M. : Les camarades qui avaient déjà participé à plusieurs flottilles nous ont dit très clairement que c’était la plus violente qu’iels aient connue. Ce qui nous a permis de tenir, c’est que nous étions soudéEs et organiséEs collectivement. Une des choses qui nous a le plus aidés, c’était de nous rappeler que les PalestinienNEs vivent cela pendant des années, alors que, pour nous, cela ne durerait probablement que quelques jours.

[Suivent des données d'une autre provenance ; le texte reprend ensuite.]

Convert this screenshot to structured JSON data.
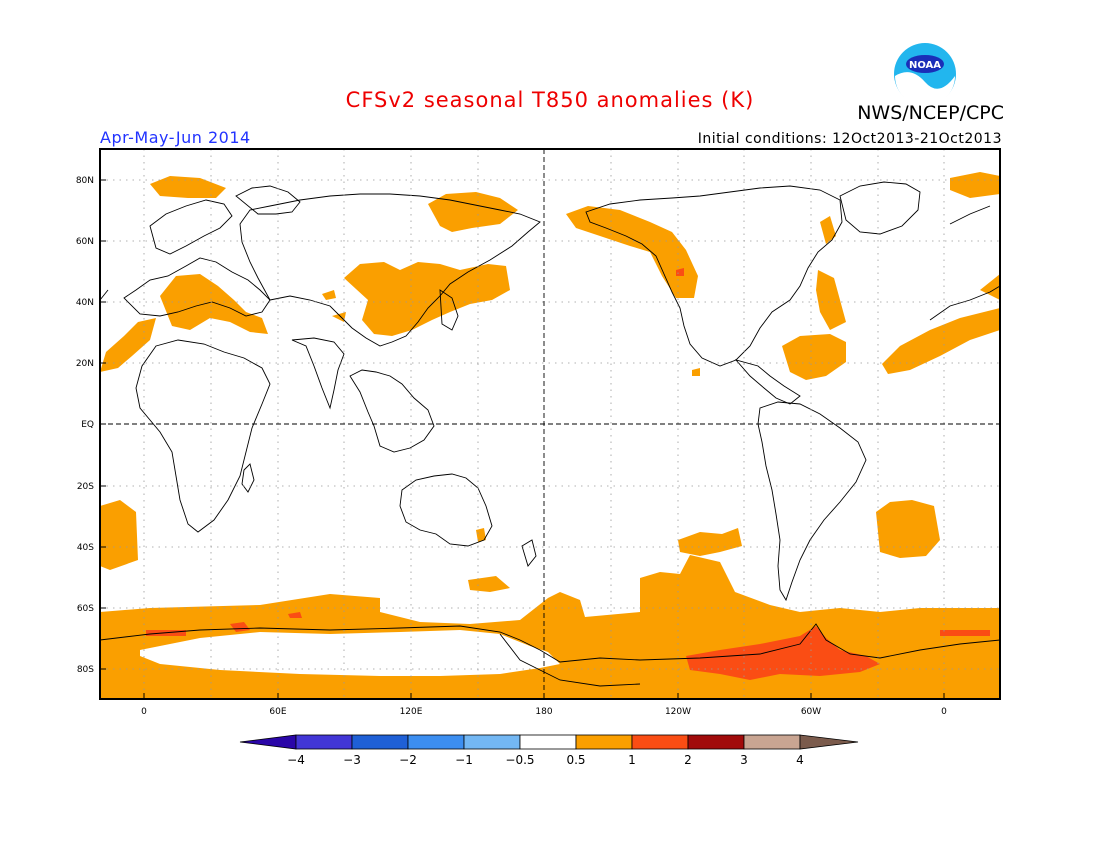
{
  "header": {
    "title": "CFSv2 seasonal T850 anomalies (K)",
    "agency": "NWS/NCEP/CPC",
    "period": "Apr-May-Jun 2014",
    "initial_conditions": "Initial conditions: 12Oct2013-21Oct2013",
    "logo_text": "NOAA"
  },
  "map": {
    "lat_labels": [
      "80N",
      "60N",
      "40N",
      "20N",
      "EQ",
      "20S",
      "40S",
      "60S",
      "80S"
    ],
    "lon_labels": [
      "0",
      "60E",
      "120E",
      "180",
      "120W",
      "60W",
      "0"
    ]
  },
  "colorbar": {
    "labels": [
      "−4",
      "−3",
      "−2",
      "−1",
      "−0.5",
      "0.5",
      "1",
      "2",
      "3",
      "4"
    ],
    "colors": [
      "#2a06a8",
      "#4236d6",
      "#1f60d6",
      "#3c8ef0",
      "#73b7f3",
      "#ffffff",
      "#fa9f00",
      "#fa4d14",
      "#a10b0b",
      "#c9a592",
      "#7b5b4c"
    ]
  }
}
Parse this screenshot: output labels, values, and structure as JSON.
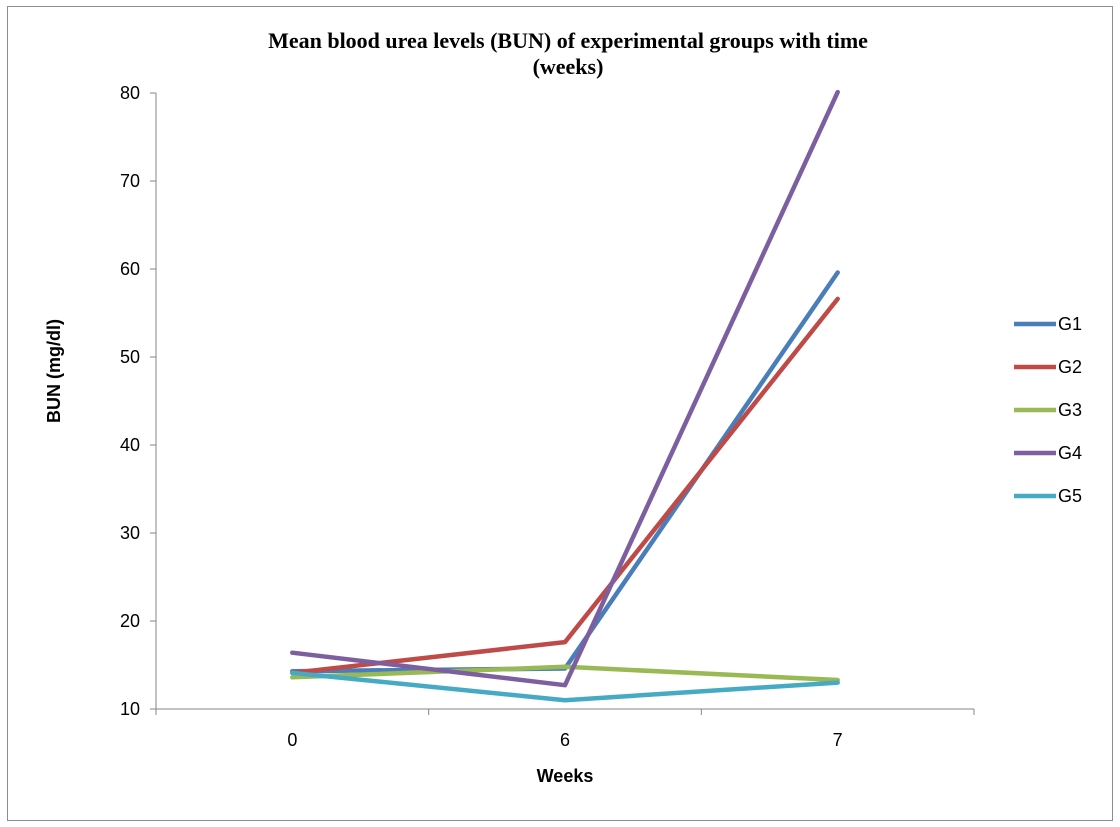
{
  "chart_data": {
    "type": "line",
    "title_line1": "Mean blood urea levels (BUN) of experimental groups with time",
    "title_line2": "(weeks)",
    "xlabel": "Weeks",
    "ylabel": "BUN (mg/dl)",
    "categories": [
      "0",
      "6",
      "7"
    ],
    "ylim": [
      10,
      80
    ],
    "yticks": [
      10,
      20,
      30,
      40,
      50,
      60,
      70,
      80
    ],
    "grid": false,
    "legend": "right",
    "series": [
      {
        "name": "G1",
        "color": "#4a7ebb",
        "values": [
          14.3,
          14.6,
          59.6
        ]
      },
      {
        "name": "G2",
        "color": "#be4b48",
        "values": [
          14.1,
          17.6,
          56.6
        ]
      },
      {
        "name": "G3",
        "color": "#98b954",
        "values": [
          13.6,
          14.8,
          13.3
        ]
      },
      {
        "name": "G4",
        "color": "#7d5fa0",
        "values": [
          16.4,
          12.7,
          80.1
        ]
      },
      {
        "name": "G5",
        "color": "#46aac5",
        "values": [
          14.1,
          11.0,
          13.0
        ]
      }
    ]
  }
}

L. : Je crois que mon corps a été témoin d’une partie de ce que peuvent endurer les femmes et les hommes palestiniens. Je vais me remettre de ce qui m’est arrivé. En revanche, il est plus difficile de se remettre des images, des tortures et de l’injustice. Je comprends comment se fabrique la haine. J’ai été expulsée de Palestine occupée pour quinze ans mais je compte me remettre de cette épreuve, repartir sur une flottille et retourner à Gaza.
M. Ils ont voulu nous effrayer. Ils n’y sont pas parvenus. Nous ne lâcherons rien. Nous continuerons et nous y retournerons. Tant que la Palestine sera occupée, le mouvement de solidarité avec elle continuera d’exister, tout comme la solidarité avec l’ensemble des peuples opprimés.